How Were the First Mountains and Valleys Formed?
The first mountains and valleys were the crust formed as a result of the cooling of the molten mass of the earth. As the planet contracted the crust twisted and cracked, forming new mountains. Mountains are still being formed by volcanic eruption. A crack in the earth’s crust allows molten rock and ash to be forced out, forming a cone-shaped mountain growing as it continues to erupt.
Fault-mountains are formed when the earth’s crust cracks, or faults, under pressure from inside, and one side of the break is pushed up against the other to form a cliff. The highest mountains are in the Himalayas where some are over 25,000 feet. Only in the Rocky Mountains and in the Andes are there any others over 20,000 feet.
Mountain formation refers to the geological processes that underlie the formation of mountains. These processes are associated with large-scale movements of the Earth’s crust (tectonic plates). Folding, faulting, volcanic activity, igneous intrusion and metamorphism can all be parts of the orogenic process of mountain building. The formation of mountains is not necessarily related to the geological structures found on it.

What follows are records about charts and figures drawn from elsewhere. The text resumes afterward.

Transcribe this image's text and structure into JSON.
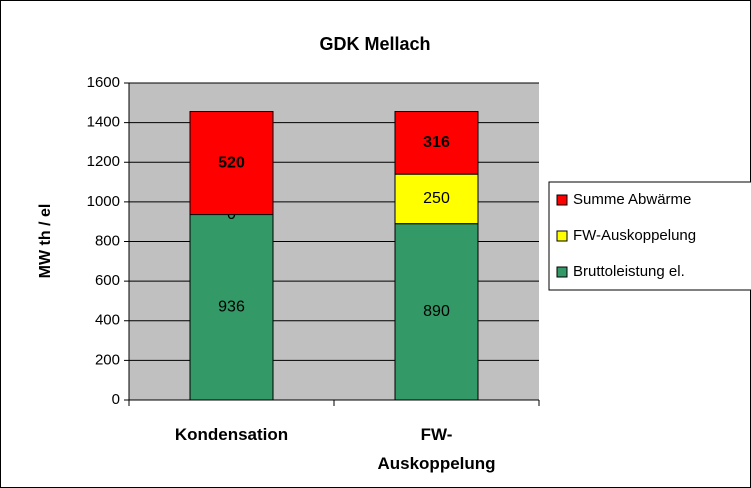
{
  "chart_data": {
    "type": "stacked_bar",
    "title": "GDK Mellach",
    "ylabel": "MW th / el",
    "categories": [
      "Kondensation",
      "FW-Auskoppelung"
    ],
    "series": [
      {
        "name": "Bruttoleistung el.",
        "color": "#339966",
        "values": [
          936,
          890
        ]
      },
      {
        "name": "FW-Auskoppelung",
        "color": "#ffff00",
        "values": [
          0,
          250
        ]
      },
      {
        "name": "Summe Abwärme",
        "color": "#ff0000",
        "values": [
          520,
          316
        ]
      }
    ],
    "ylim": [
      0,
      1600
    ],
    "yticks": [
      0,
      200,
      400,
      600,
      800,
      1000,
      1200,
      1400,
      1600
    ],
    "grid": true,
    "legend": "right"
  }
}
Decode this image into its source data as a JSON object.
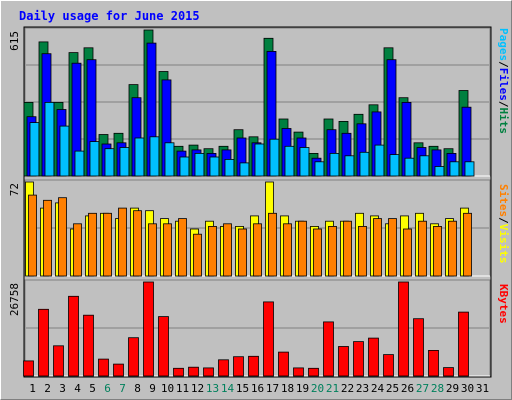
{
  "chart_data": {
    "type": "bar",
    "title": "Daily usage for June 2015",
    "days": [
      "1",
      "2",
      "3",
      "4",
      "5",
      "6",
      "7",
      "8",
      "9",
      "10",
      "11",
      "12",
      "13",
      "14",
      "15",
      "16",
      "17",
      "18",
      "19",
      "20",
      "21",
      "22",
      "23",
      "24",
      "25",
      "26",
      "27",
      "28",
      "29",
      "30",
      "31"
    ],
    "weekend_days": [
      "6",
      "7",
      "13",
      "14",
      "20",
      "21",
      "27",
      "28"
    ],
    "hits_panel": {
      "max_label": "615",
      "ymax": 615,
      "series": [
        {
          "name": "Hits",
          "color": "#008040",
          "values": [
            310,
            565,
            310,
            520,
            540,
            175,
            180,
            385,
            615,
            440,
            125,
            130,
            115,
            125,
            195,
            165,
            580,
            240,
            185,
            95,
            240,
            230,
            260,
            300,
            540,
            330,
            140,
            125,
            115,
            360,
            0
          ]
        },
        {
          "name": "Files",
          "color": "#0000ff",
          "values": [
            250,
            515,
            280,
            475,
            490,
            135,
            140,
            330,
            560,
            405,
            105,
            110,
            95,
            110,
            160,
            140,
            525,
            200,
            160,
            75,
            195,
            180,
            220,
            270,
            490,
            310,
            120,
            110,
            95,
            290,
            0
          ]
        },
        {
          "name": "Pages",
          "color": "#00c0ff",
          "values": [
            225,
            310,
            210,
            105,
            145,
            115,
            120,
            160,
            165,
            140,
            80,
            95,
            80,
            70,
            55,
            135,
            155,
            125,
            120,
            60,
            95,
            85,
            100,
            130,
            90,
            75,
            85,
            40,
            60,
            60,
            0
          ]
        }
      ]
    },
    "visits_panel": {
      "max_label": "72",
      "ymax": 72,
      "series": [
        {
          "name": "Visits",
          "color": "#ffff00",
          "values": [
            72,
            52,
            56,
            36,
            46,
            48,
            44,
            52,
            50,
            44,
            42,
            36,
            42,
            38,
            38,
            46,
            72,
            46,
            42,
            38,
            42,
            42,
            48,
            46,
            40,
            46,
            48,
            40,
            44,
            52,
            0
          ]
        },
        {
          "name": "Sites",
          "color": "#ff8000",
          "values": [
            62,
            58,
            60,
            40,
            48,
            48,
            52,
            50,
            40,
            40,
            44,
            32,
            38,
            40,
            36,
            40,
            48,
            40,
            42,
            36,
            38,
            42,
            38,
            44,
            44,
            36,
            42,
            38,
            42,
            48,
            0
          ]
        }
      ]
    },
    "kbytes_panel": {
      "max_label": "26758",
      "ymax": 26758,
      "series": [
        {
          "name": "KBytes",
          "color": "#ff0000",
          "values": [
            4300,
            19000,
            8600,
            22700,
            17300,
            4800,
            3400,
            10900,
            26758,
            16900,
            2200,
            2500,
            2300,
            4600,
            5500,
            5600,
            21100,
            6800,
            2300,
            2200,
            15400,
            8400,
            9800,
            10800,
            6100,
            26758,
            16300,
            7300,
            2400,
            18200,
            0
          ]
        }
      ]
    },
    "legend_right_top": [
      "Pages",
      "Files",
      "Hits"
    ],
    "legend_right_mid": [
      "Sites",
      "Visits"
    ],
    "legend_right_bot": [
      "KBytes"
    ]
  },
  "colors": {
    "title": "#0000ff",
    "panel_bg": "#c0c0c0",
    "axis": "#000000",
    "weekday_label": "#000000",
    "weekend_label": "#00805c",
    "bar_edge": "#000000"
  }
}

The understanding of specific landscape features in terms of the underlying tectonic processes is called tectonic geomorphology, and the study of geologically young or ongoing processes is called neotectonics. From the late 18th century until its replacement by plate tectonics in the 1960s geosyncline theory was used to explain much mountain-building.
A valley is a low area between hills or mountains often with a river running through it. In geology, a valley or dale is a depression that is longer than it is wide. The terms U-shaped and V-shaped are descriptive terms of geography to characterize the form of valleys. Most valleys belong to one of these two main types or a mixture of them, at least with respect to the cross section of the slopes or hillsides.

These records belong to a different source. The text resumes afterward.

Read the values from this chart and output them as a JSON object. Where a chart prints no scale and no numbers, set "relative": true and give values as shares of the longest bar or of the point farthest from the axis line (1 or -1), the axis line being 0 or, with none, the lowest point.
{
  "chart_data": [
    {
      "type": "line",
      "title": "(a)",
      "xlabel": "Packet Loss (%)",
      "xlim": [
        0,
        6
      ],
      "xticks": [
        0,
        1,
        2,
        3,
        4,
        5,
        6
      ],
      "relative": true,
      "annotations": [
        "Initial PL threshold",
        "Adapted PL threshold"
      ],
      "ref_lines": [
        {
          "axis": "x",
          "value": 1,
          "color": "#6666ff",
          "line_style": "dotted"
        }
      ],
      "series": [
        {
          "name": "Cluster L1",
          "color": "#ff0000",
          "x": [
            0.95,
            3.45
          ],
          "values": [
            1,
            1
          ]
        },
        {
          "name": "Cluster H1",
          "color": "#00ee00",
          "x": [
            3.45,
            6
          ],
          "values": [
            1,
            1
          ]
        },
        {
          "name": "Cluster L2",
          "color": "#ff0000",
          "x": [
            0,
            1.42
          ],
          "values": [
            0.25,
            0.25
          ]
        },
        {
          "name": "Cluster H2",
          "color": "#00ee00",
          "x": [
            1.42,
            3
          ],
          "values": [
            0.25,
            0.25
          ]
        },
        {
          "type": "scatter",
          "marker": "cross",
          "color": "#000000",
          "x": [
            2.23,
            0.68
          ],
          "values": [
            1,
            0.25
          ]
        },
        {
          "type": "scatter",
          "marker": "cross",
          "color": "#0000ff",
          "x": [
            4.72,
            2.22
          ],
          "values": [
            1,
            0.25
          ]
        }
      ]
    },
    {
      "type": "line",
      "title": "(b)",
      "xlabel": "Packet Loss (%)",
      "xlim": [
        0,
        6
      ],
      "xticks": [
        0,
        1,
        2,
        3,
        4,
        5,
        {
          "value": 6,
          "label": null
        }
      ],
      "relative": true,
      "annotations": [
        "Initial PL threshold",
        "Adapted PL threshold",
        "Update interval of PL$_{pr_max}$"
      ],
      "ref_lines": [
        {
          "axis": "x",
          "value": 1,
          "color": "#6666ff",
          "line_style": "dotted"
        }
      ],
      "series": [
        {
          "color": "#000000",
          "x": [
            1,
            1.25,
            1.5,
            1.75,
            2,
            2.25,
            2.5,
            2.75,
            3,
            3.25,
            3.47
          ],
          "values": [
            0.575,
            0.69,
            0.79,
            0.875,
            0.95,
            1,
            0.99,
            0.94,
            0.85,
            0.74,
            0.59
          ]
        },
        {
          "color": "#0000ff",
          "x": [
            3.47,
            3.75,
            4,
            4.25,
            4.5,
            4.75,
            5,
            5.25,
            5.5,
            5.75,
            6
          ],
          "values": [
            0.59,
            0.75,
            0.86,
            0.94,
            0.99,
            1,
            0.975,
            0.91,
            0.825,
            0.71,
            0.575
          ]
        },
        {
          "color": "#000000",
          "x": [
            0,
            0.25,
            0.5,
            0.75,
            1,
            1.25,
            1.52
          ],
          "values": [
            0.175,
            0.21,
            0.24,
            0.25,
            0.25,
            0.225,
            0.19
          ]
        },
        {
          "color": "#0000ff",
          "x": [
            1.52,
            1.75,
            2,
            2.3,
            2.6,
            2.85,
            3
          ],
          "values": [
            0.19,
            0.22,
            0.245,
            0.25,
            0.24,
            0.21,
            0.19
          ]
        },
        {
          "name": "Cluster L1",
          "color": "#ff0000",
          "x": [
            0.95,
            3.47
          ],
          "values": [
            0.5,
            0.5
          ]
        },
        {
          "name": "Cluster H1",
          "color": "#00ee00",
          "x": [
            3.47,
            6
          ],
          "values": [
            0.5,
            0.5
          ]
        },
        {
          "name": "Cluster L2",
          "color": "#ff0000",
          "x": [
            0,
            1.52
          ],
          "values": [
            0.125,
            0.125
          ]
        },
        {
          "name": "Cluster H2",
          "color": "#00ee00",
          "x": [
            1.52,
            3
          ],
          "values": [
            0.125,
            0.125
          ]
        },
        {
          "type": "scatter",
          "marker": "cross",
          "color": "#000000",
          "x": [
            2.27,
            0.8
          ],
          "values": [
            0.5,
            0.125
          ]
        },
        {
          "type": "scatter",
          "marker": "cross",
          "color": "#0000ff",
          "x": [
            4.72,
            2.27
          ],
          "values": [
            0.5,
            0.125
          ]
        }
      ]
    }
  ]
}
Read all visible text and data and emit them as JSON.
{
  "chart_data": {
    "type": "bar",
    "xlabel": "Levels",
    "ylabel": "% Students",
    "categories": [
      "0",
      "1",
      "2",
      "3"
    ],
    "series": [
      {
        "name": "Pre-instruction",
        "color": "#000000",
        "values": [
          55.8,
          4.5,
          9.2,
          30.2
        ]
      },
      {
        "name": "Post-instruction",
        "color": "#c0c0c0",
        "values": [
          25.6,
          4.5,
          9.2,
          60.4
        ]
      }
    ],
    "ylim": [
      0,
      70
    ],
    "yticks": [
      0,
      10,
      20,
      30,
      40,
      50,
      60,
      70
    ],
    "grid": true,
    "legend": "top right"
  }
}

A valley formed by flowing water, called fluvial valley or river valley, is usually V-shaped. The exact shape will depend on the characteristics of the stream flowing through it. Rivers with steep gradients, as in mountain ranges, produce steep walls and a bottom. Shallower slopes may produce broader and gentler valleys. However, in the lowest stretch of a river, where it approaches its base level, it begins to deposit sediment and the valley bottom becomes a floodplain.
A valley carved by glaciers is normally U-shaped and resembles a trough. This trough valley becomes visible upon the recession of the glacier that forms it. When the ice recedes or thaws, the valley remains, often littered with small boulders that were transported within the ice. Floor gradient does not affect the valley’s shape, it is the glacier’s size that does. Continuously flowing glaciers – especially in the ice age – and large-sized glaciers carve wide, deep incised valleys, sometimes with valley steps that reflect differing erosion rates.